Carrier proteins don’t always use ATP
for conformational changes as the energy can be sourced from other molecules or
ions such as in cotransport. These proteins are either considered symporters or
antiporters depending on how they work, and are often used in conjunction with
uniporters. Almost all glucose is absorbed in humans from the small intestine and
kidney against a concentration gradient by the SGLT1 symporter protein which carries
out cotransport using sodium ions (Poulsen et al., 2015). In this case both sodium and
glucose are required to be present outside of the epithelium for transport to
occur via the symporter. This does however require there to be at least one
concentration gradient for this to occur, so the same Na+/K+-ATPase from axons is
used to remove sodium from the epithelial lining (Brooklyn College, 2000). This is considered a
symporter protein as sodium and glucose are moving in the same direction, an
example of an antiport system is in the treatment of heart failure with calcium
ions.

Cardiac glycosides are highly similar
in shape to cholesterol and so are examples of steroids and steroid glycosides.

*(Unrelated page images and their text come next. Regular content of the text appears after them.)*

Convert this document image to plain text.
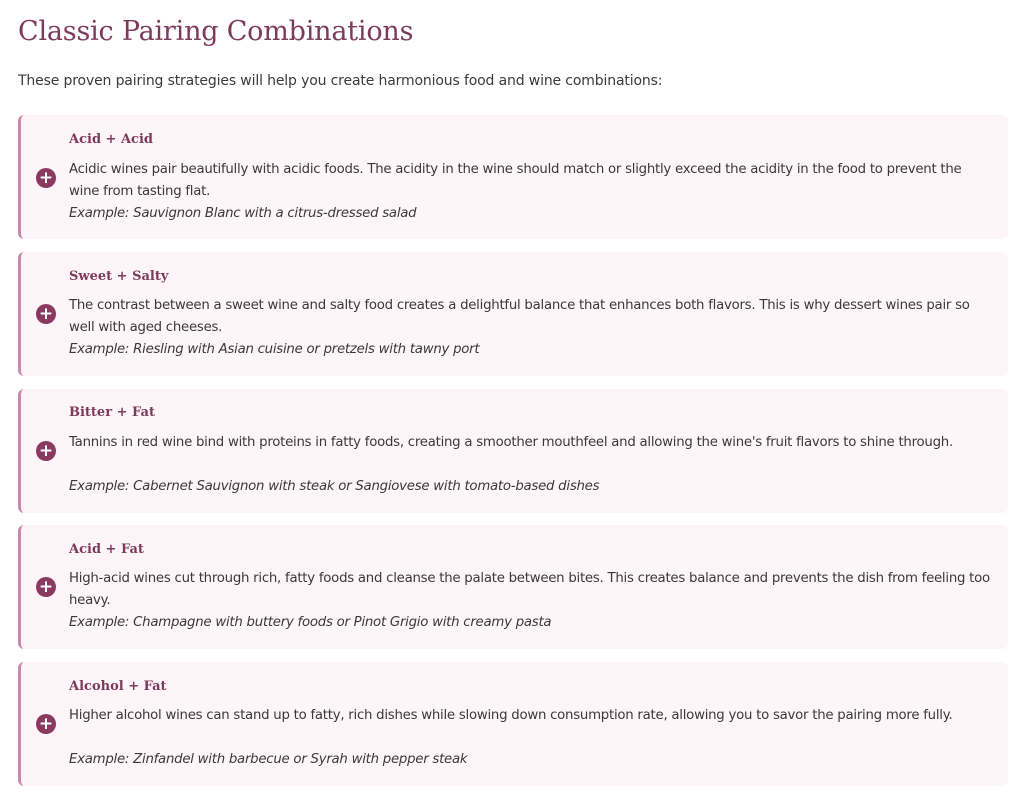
Classic Pairing Combinations

These proven pairing strategies will help you create harmonious food and wine combinations:

+
Acid + Acid

Acidic wines pair beautifully with acidic foods. The acidity in the wine should match or slightly exceed the acidity in the food to prevent the wine from tasting flat.

Example: Sauvignon Blanc with a citrus-dressed salad

+
Sweet + Salty

The contrast between a sweet wine and salty food creates a delightful balance that enhances both flavors. This is why dessert wines pair so well with aged cheeses.

Example: Riesling with Asian cuisine or pretzels with tawny port

+
Bitter + Fat

Tannins in red wine bind with proteins in fatty foods, creating a smoother mouthfeel and allowing the wine's fruit flavors to shine through.

Example: Cabernet Sauvignon with steak or Sangiovese with tomato-based dishes

+
Acid + Fat

High-acid wines cut through rich, fatty foods and cleanse the palate between bites. This creates balance and prevents the dish from feeling too heavy.

Example: Champagne with buttery foods or Pinot Grigio with creamy pasta

+
Alcohol + Fat

Higher alcohol wines can stand up to fatty, rich dishes while slowing down consumption rate, allowing you to savor the pairing more fully.

Example: Zinfandel with barbecue or Syrah with pepper steak
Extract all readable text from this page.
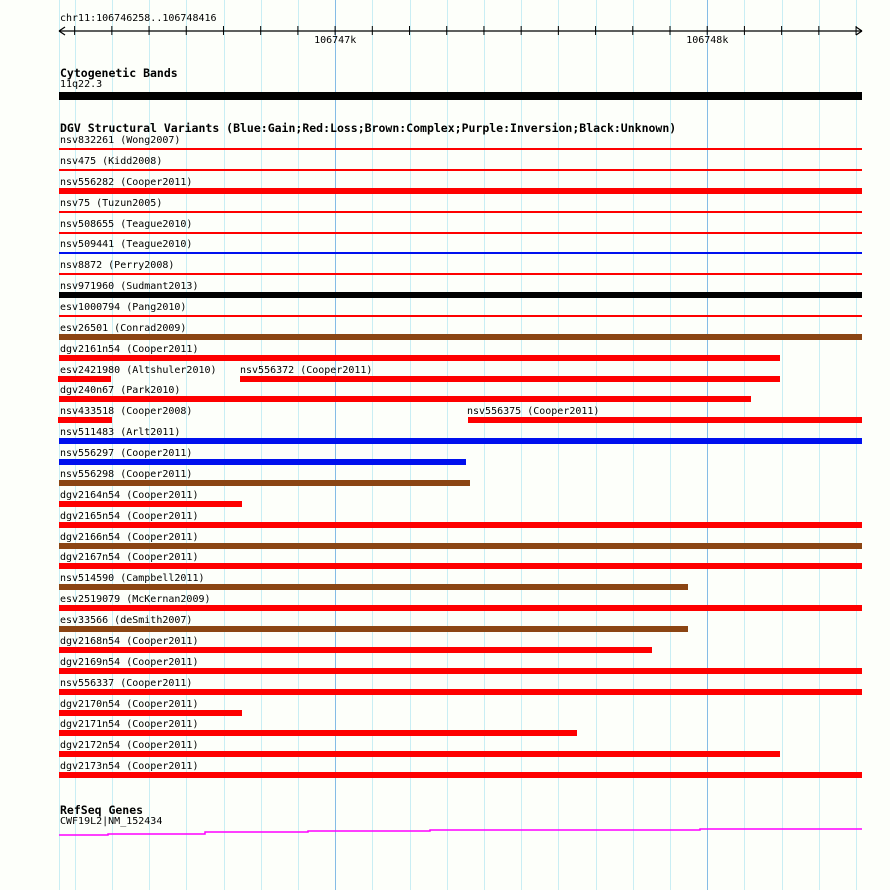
chr11:106746258..106748416
106747k	106748k
Cytogenetic Bands
11q22.3
DGV Structural Variants (Blue:Gain;Red:Loss;Brown:Complex;Purple:Inversion;Black:Unknown)
nsv832261 (Wong2007)
nsv475 (Kidd2008)
nsv556282 (Cooper2011)
nsv75 (Tuzun2005)
nsv508655 (Teague2010)
nsv509441 (Teague2010)
nsv8872 (Perry2008)
nsv971960 (Sudmant2013)
esv1000794 (Pang2010)
esv26501 (Conrad2009)
dgv2161n54 (Cooper2011)
esv2421980 (Altshuler2010) nsv556372 (Cooper2011)
dgv240n67 (Park2010)
nsv433518 (Cooper2008)	nsv556375 (Cooper2011)
nsv511483 (Arlt2011)
nsv556297 (Cooper2011)
nsv556298 (Cooper2011)
dgv2164n54 (Cooper2011)
dgv2165n54 (Cooper2011)
dgv2166n54 (Cooper2011)
dgv2167n54 (Cooper2011)
nsv514590 (Campbell2011)
esv2519079 (McKernan2009)
esv33566 (deSmith2007)
dgv2168n54 (Cooper2011)
dgv2169n54 (Cooper2011)
nsv556337 (Cooper2011)
dgv2170n54 (Cooper2011)
dgv2171n54 (Cooper2011)
dgv2172n54 (Cooper2011)
dgv2173n54 (Cooper2011)
RefSeq Genes
CWF19L2|NM_152434
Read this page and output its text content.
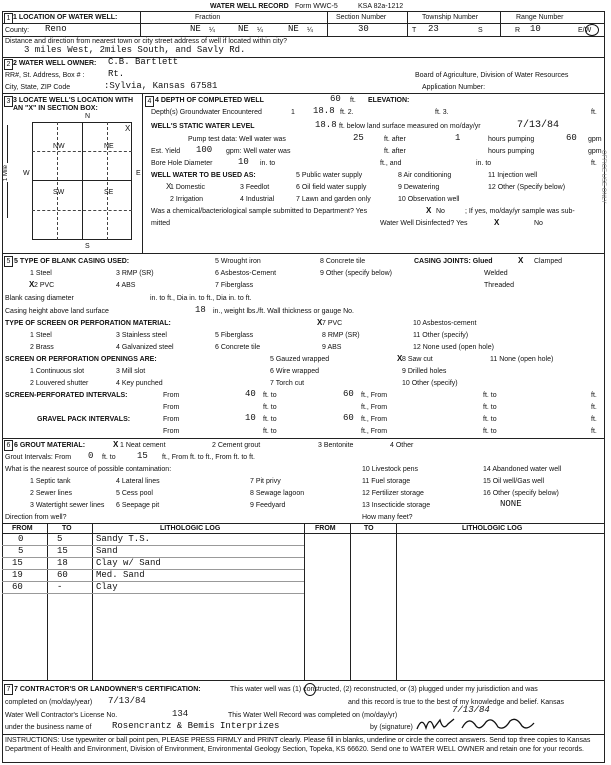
WATER WELL RECORD Form WWC-5	KSA 82a-1212
1 1 LOCATION OF WATER WELL:	Fraction	Section Number	Township Number	Range Number
County: Reno	NE ¼	NE ¼	NE ¼	30	T 23	S	R 10	E/W
Distance and direction from nearest town or city street address of well if located within city?
3 miles West, 2miles South, and Savly Rd.
2 2 WATER WELL OWNER: C.B. Bartlett
RR#, St. Address, Box # :	Rt.	Board of Agriculture, Division of Water Resources
City, State, ZIP Code	:Sylvia, Kansas 67581	Application Number:
3 3 LOCATE WELL'S LOCATION WITH AN "X" IN SECTION BOX:
N
S
W	E
1 Mile
NW	NE
SW	SE
X
4 4 DEPTH OF COMPLETED WELL	60 ft. ELEVATION:
Depth(s) Groundwater Encountered	1 18.8 ft. 2.	ft. 3.	ft.
WELL'S STATIC WATER LEVEL	18.8 ft. below land surface measured on mo/day/yr	7/13/84
Pump test data: Well water was	25	ft. after	1	hours pumping	60 gpm
Est. Yield 100 gpm: Well water was	ft. after	hours pumping	gpm
Bore Hole Diameter	10 in. to	ft., and	in. to	ft.
WELL WATER TO BE USED AS:	5 Public water supply	8 Air conditioning	11 Injection well
1 Domestic
X	3 Feedlot	6 Oil field water supply	9 Dewatering	12 Other (Specify below)
2 Irrigation	4 Industrial	7 Lawn and garden only	10 Observation well
Was a chemical/bacteriological sample submitted to Department? Yes	X No	; If yes, mo/day/yr sample was sub-
mitted	Water Well Disinfected? Yes	X	No
5 5 TYPE OF BLANK CASING USED:	5 Wrought iron	8 Concrete tile	CASING JOINTS: Glued	X Clamped
1 Steel	3 RMP (SR)	6 Asbestos-Cement	9 Other (specify below)	Welded
X 2 PVC	4 ABS	7 Fiberglass	Threaded
Blank casing diameter	in. to ft., Dia in. to ft., Dia in. to ft.
Casing height above land surface	18 in., weight lbs./ft. Wall thickness or gauge No.
TYPE OF SCREEN OR PERFORATION MATERIAL:	X 7 PVC	10 Asbestos-cement
1 Steel	3 Stainless steel	5 Fiberglass	8 RMP (SR)	11 Other (specify)
2 Brass	4 Galvanized steel	6 Concrete tile	9 ABS	12 None used (open hole)
SCREEN OR PERFORATION OPENINGS ARE:	5 Gauzed wrapped	X 8 Saw cut	11 None (open hole)
1 Continuous slot	3 Mill slot	6 Wire wrapped	9 Drilled holes
2 Louvered shutter	4 Key punched	7 Torch cut	10 Other (specify)
SCREEN-PERFORATED INTERVALS:	From	40 ft. to	60 ft., From	ft. to	ft.
From	ft. to	ft., From	ft. to	ft.
GRAVEL PACK INTERVALS:	From	10 ft. to	60 ft., From	ft. to	ft.
From	ft. to	ft., From	ft. to	ft.
6 6 GROUT MATERIAL:	X 1 Neat cement	2 Cement grout	3 Bentonite	4 Other
Grout Intervals: From 0 ft. to 15 ft., From ft. to ft., From ft. to ft.
What is the nearest source of possible contamination:	10 Livestock pens	14 Abandoned water well
1 Septic tank	4 Lateral lines	7 Pit privy	11 Fuel storage	15 Oil well/Gas well
2 Sewer lines	5 Cess pool	8 Sewage lagoon	12 Fertilizer storage	16 Other (specify below)
3 Watertight sewer lines 6 Seepage pit	9 Feedyard	13 Insecticide storage	NONE
Direction from well?	How many feet?
FROM	TO	LITHOLOGIC LOG	FROM	TO	LITHOLOGIC LOG
0	5	Sandy T.S.
5	15	Sand
15	18	Clay w/ Sand
19	60	Med. Sand
60	-	Clay
7 7 CONTRACTOR'S OR LANDOWNER'S CERTIFICATION:	This water well was (1) constructed, (2) reconstructed, or (3) plugged under my jurisdiction and was
completed on (mo/day/year) 7/13/84	and this record is true to the best of my knowledge and belief. Kansas
Water Well Contractor's License No.	134	This Water Well Record was completed on (mo/day/yr)
7/13/84
under the business name of Rosencrantz & Bemis Interprizes	by (signature)
INSTRUCTIONS: Use typewriter or ball point pen, PLEASE PRESS FIRMLY and PRINT clearly. Please fill in blanks, underline or circle the correct answers. Send top three copies to Kansas Department of Health and Environment, Division of Environment, Environmental Geology Section, Topeka, KS 66620. Send one to WATER WELL OWNER and retain one for your records.
OFFICE USE ONLY
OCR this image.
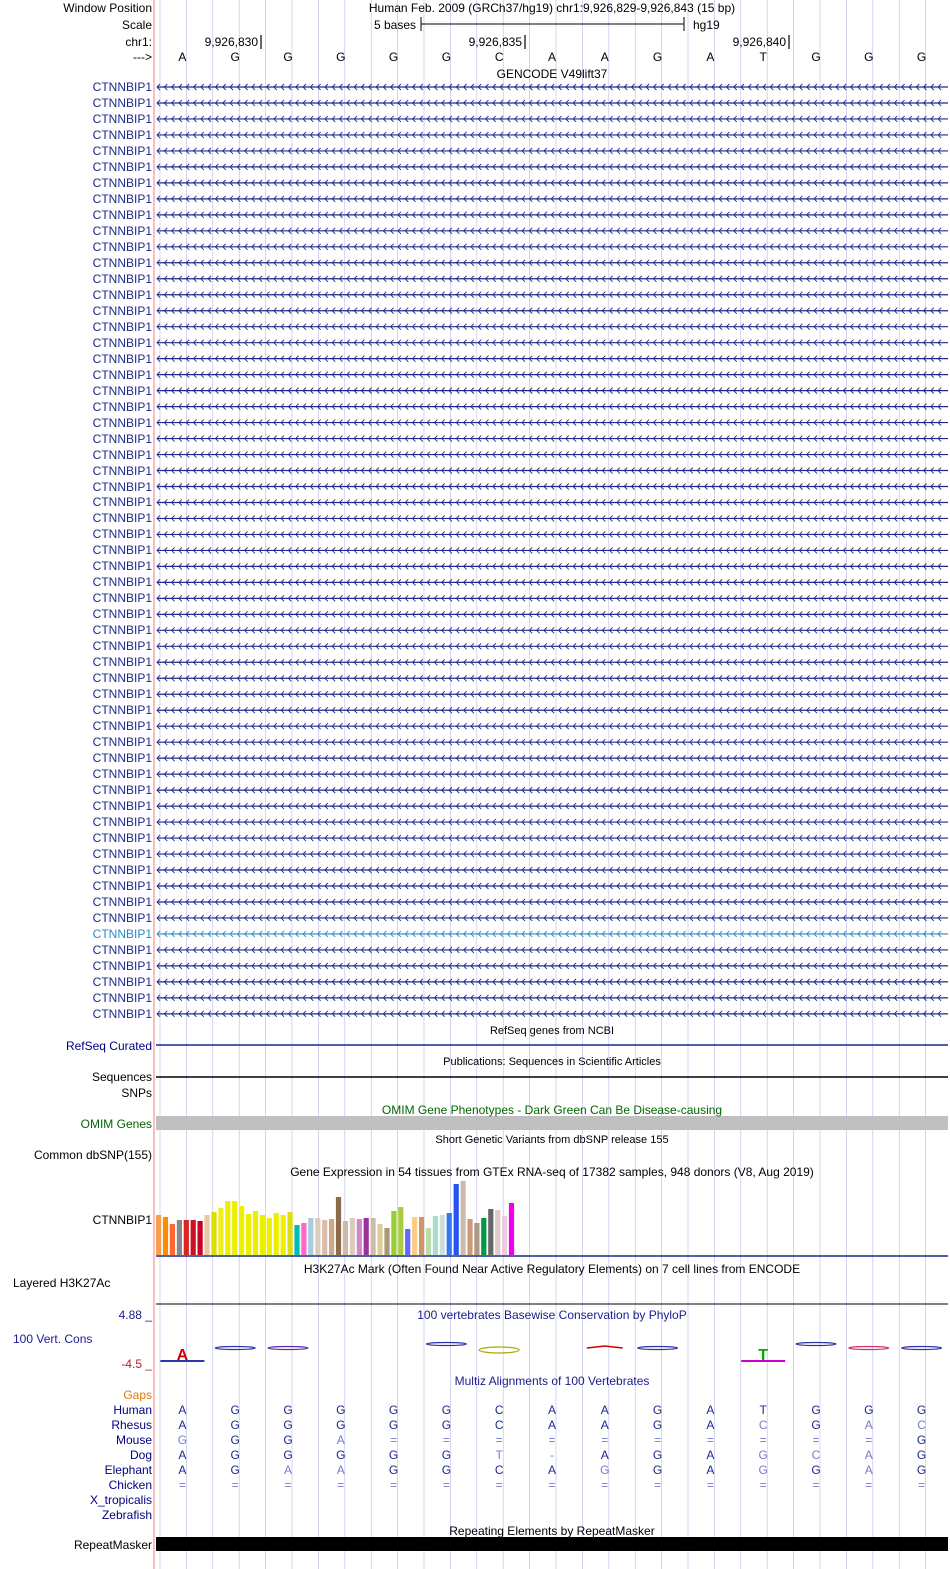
A	T
Window Position	Human Feb. 2009 (GRCh37/hg19) chr1:9,926,829-9,926,843 (15 bp)
Scale	5 bases	hg19
chr1:	9,926,830	9,926,835	9,926,840
--->	A	G	G	G	G	G	C	A	A	G	A	T	G	G	G
GENCODE V49lift37
CTNNBIP1
CTNNBIP1
CTNNBIP1
CTNNBIP1
CTNNBIP1
CTNNBIP1
CTNNBIP1
CTNNBIP1
CTNNBIP1
CTNNBIP1
CTNNBIP1
CTNNBIP1
CTNNBIP1
CTNNBIP1
CTNNBIP1
CTNNBIP1
CTNNBIP1
CTNNBIP1
CTNNBIP1
CTNNBIP1
CTNNBIP1
CTNNBIP1
CTNNBIP1
CTNNBIP1
CTNNBIP1
CTNNBIP1
CTNNBIP1
CTNNBIP1
CTNNBIP1
CTNNBIP1
CTNNBIP1
CTNNBIP1
CTNNBIP1
CTNNBIP1
CTNNBIP1
CTNNBIP1
CTNNBIP1
CTNNBIP1
CTNNBIP1
CTNNBIP1
CTNNBIP1
CTNNBIP1
CTNNBIP1
CTNNBIP1
CTNNBIP1
CTNNBIP1
CTNNBIP1
CTNNBIP1
CTNNBIP1
CTNNBIP1
CTNNBIP1
CTNNBIP1
CTNNBIP1
CTNNBIP1
CTNNBIP1
CTNNBIP1
CTNNBIP1
CTNNBIP1
CTNNBIP1
RefSeq genes from NCBI
RefSeq Curated
Publications: Sequences in Scientific Articles
Sequences
SNPs
OMIM Gene Phenotypes - Dark Green Can Be Disease-causing
OMIM Genes
Short Genetic Variants from dbSNP release 155
Common dbSNP(155)
Gene Expression in 54 tissues from GTEx RNA-seq of 17382 samples, 948 donors (V8, Aug 2019)
CTNNBIP1
H3K27Ac Mark (Often Found Near Active Regulatory Elements) on 7 cell lines from ENCODE
Layered H3K27Ac
100 vertebrates Basewise Conservation by PhyloP
4.88 _
100 Vert. Cons
-4.5 _
Multiz Alignments of 100 Vertebrates
Gaps
Human	A	G	G	G	G	G	C	A	A	G	A	T	G	G	G
Rhesus	A	G	G	G	G	G	C	A	A	G	A	C	G	A	C
Mouse	G	G	G	A	=	=	=	=	=	=	=	=	=	=	G
Dog	A	G	G	G	G	G	T	-	A	G	A	G	C	A	G
Elephant	A	G	A	A	G	G	C	A	G	G	A	G	G	A	G
Chicken	=	=	=	=	=	=	=	=	=	=	=	=	=	=	=
X_tropicalis
Zebrafish
Repeating Elements by RepeatMasker
RepeatMasker
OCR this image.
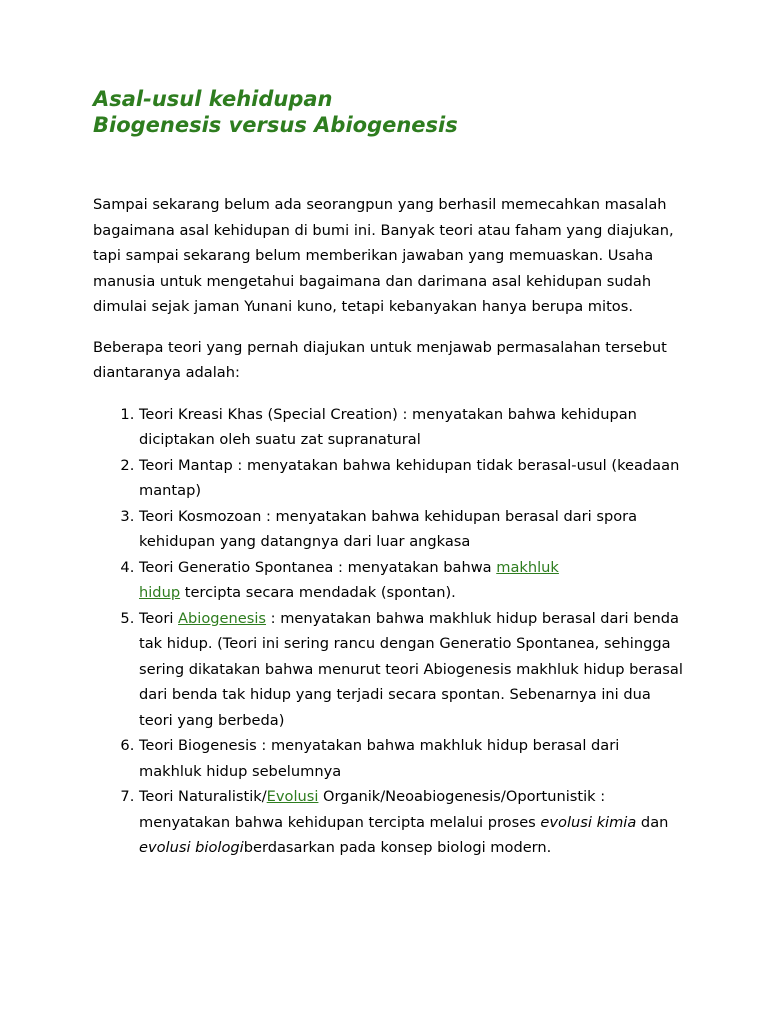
Asal-usul kehidupan
Biogenesis versus Abiogenesis

Sampai sekarang belum ada seorangpun yang berhasil memecahkan masalah bagaimana asal kehidupan di bumi ini. Banyak teori atau faham yang diajukan, tapi sampai sekarang belum memberikan jawaban yang memuaskan. Usaha manusia untuk mengetahui bagaimana dan darimana asal kehidupan sudah dimulai sejak jaman Yunani kuno, tetapi kebanyakan hanya berupa mitos.

Beberapa teori yang pernah diajukan untuk menjawab permasalahan tersebut diantaranya adalah:

1. Teori Kreasi Khas (Special Creation) : menyatakan bahwa kehidupan diciptakan oleh suatu zat supranatural
2. Teori Mantap : menyatakan bahwa kehidupan tidak berasal-usul (keadaan mantap)
3. Teori Kosmozoan : menyatakan bahwa kehidupan berasal dari spora kehidupan yang datangnya dari luar angkasa
4. Teori Generatio Spontanea : menyatakan bahwa makhluk
hidup tercipta secara mendadak (spontan).
5. Teori Abiogenesis : menyatakan bahwa makhluk hidup berasal dari benda tak hidup. (Teori ini sering rancu dengan Generatio Spontanea, sehingga sering dikatakan bahwa menurut teori Abiogenesis makhluk hidup berasal dari benda tak hidup yang terjadi secara spontan. Sebenarnya ini dua teori yang berbeda)
6. Teori Biogenesis : menyatakan bahwa makhluk hidup berasal dari makhluk hidup sebelumnya
7. Teori Naturalistik/Evolusi Organik/Neoabiogenesis/Oportunistik : menyatakan bahwa kehidupan tercipta melalui proses evolusi kimia dan evolusi biologiberdasarkan pada konsep biologi modern.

They inhibit the action of Na+/K+-ATPase by taking up sodium into the cell that
the enzyme is trying to remove it from, in essence creating an equilibrium with
not net movement. At the same time they transport Ca2+ into the
cell, in the opposite direction to the movement of sodium. This has the effect
of increasing the concentration of Ca2+ in the cytosol, stimulating
a contraction of heart muscles and helping start the heart beating again. It is
important to note that these sodium glycosides are created as toxins by
foxgloves and so have to be used in precise amounts or else can be lethal (Papachristodoulou et al., 2014).